The fully integrated sound that would lead Born To Run to such great musical heights is in full swing on “E Street Shuffle” with dazzling percussion, horns led by the dearly missed Clarence Clemmons’ big barroom sax and oddball instruments like a very wet and bouncy electric piano, as well as sizzling switches between Springsteen’s funk-inflected rhythm guitar and his incisive leads (the great Steve Van Zandt had not yet joined the band). Starting with a brief New Orleanian horn tune up, the song winds up being four and half minutes of unbridled joy and ecstatic catharsis, a tune about a party in the streets that sounds like a party in the studio. That there is a false ending and the last 50 seconds or so goes out with a nearly Isley Brothers-ish, oh-so-early-70s waketcha-waketcha boogie down guitar and horns orgasm makes this kick-ass track all the better.
“The E Street Shuffle” shows Springsteen and the E Street Band very near the peak of their rapidly developing powers as crafters of great American narrative Rock ‘n Roll. The characters spring to life with muscular, impressionistic lyrics, a Springsteen hallmark that would only become magnified with time. And the genuine ebullience and optimism of “E Street Shuffle” would be carried over and amplified on Born To Run but then begin to quickly fade into something much more pessimistic about the broken promises of the American dream with the edgier Darkness On The Edge Of Town, the very sad, downtrodden The River, the misunderstood, highly disillusioned Born In The USA and then the utter despair of Nebraska. Revisiting “The E Street Shuffle” it’s nice to hear a young Bruce and his compatriots healthy, vibrant and bursting at the seams with joy. All the more so because, just like most things in life, that spirit of unbridled optimism wouldn’t last.

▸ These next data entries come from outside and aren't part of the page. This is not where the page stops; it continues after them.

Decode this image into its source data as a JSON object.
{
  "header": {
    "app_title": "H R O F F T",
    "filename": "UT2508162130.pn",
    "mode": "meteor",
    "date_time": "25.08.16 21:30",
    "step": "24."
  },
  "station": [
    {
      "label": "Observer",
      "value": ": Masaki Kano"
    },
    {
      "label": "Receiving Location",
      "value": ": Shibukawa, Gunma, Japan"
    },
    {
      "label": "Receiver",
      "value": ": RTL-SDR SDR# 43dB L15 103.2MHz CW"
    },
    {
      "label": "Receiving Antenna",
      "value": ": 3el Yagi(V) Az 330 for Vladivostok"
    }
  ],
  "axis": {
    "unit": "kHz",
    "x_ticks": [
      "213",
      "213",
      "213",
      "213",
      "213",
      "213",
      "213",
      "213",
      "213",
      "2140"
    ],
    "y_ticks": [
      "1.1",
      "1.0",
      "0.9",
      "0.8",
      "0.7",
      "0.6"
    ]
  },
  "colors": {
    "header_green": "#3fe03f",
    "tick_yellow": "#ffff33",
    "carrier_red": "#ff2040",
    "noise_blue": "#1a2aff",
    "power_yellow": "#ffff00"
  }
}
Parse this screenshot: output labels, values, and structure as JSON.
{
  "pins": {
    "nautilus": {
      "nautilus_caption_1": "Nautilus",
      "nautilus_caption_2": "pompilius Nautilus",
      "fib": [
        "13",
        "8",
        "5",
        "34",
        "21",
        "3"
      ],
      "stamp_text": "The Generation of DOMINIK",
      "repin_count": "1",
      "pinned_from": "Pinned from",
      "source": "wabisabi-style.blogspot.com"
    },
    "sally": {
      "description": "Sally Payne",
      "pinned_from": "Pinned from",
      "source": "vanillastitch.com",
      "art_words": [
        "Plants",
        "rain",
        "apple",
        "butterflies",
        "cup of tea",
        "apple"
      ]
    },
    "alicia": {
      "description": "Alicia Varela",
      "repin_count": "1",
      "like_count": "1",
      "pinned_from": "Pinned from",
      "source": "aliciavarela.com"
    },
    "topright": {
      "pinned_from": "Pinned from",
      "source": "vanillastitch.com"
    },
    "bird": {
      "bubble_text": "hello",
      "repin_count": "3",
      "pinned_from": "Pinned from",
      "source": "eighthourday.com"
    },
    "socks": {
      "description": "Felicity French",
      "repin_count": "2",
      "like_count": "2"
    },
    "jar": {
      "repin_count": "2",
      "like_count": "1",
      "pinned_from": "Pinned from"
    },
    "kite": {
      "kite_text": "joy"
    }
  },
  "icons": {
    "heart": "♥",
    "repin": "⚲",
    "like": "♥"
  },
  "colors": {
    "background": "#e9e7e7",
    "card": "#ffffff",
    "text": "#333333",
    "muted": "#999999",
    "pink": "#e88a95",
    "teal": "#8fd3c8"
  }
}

As a bonus, here is a pretty friggin’ great live version from 2012 in Denmark where Bruce & the band are joined by the Roots for a good ol’ fashioned block party sing-a-long. From all the miles he’s traveled and the ups and downs he’s been through, The Boss’s enthusiasm for performing and collaborating still shines though and it’s clearly infectious even on an entirely new generation of musicians. The energy the two bands are giving each other while sharing the stage is a joy to behold.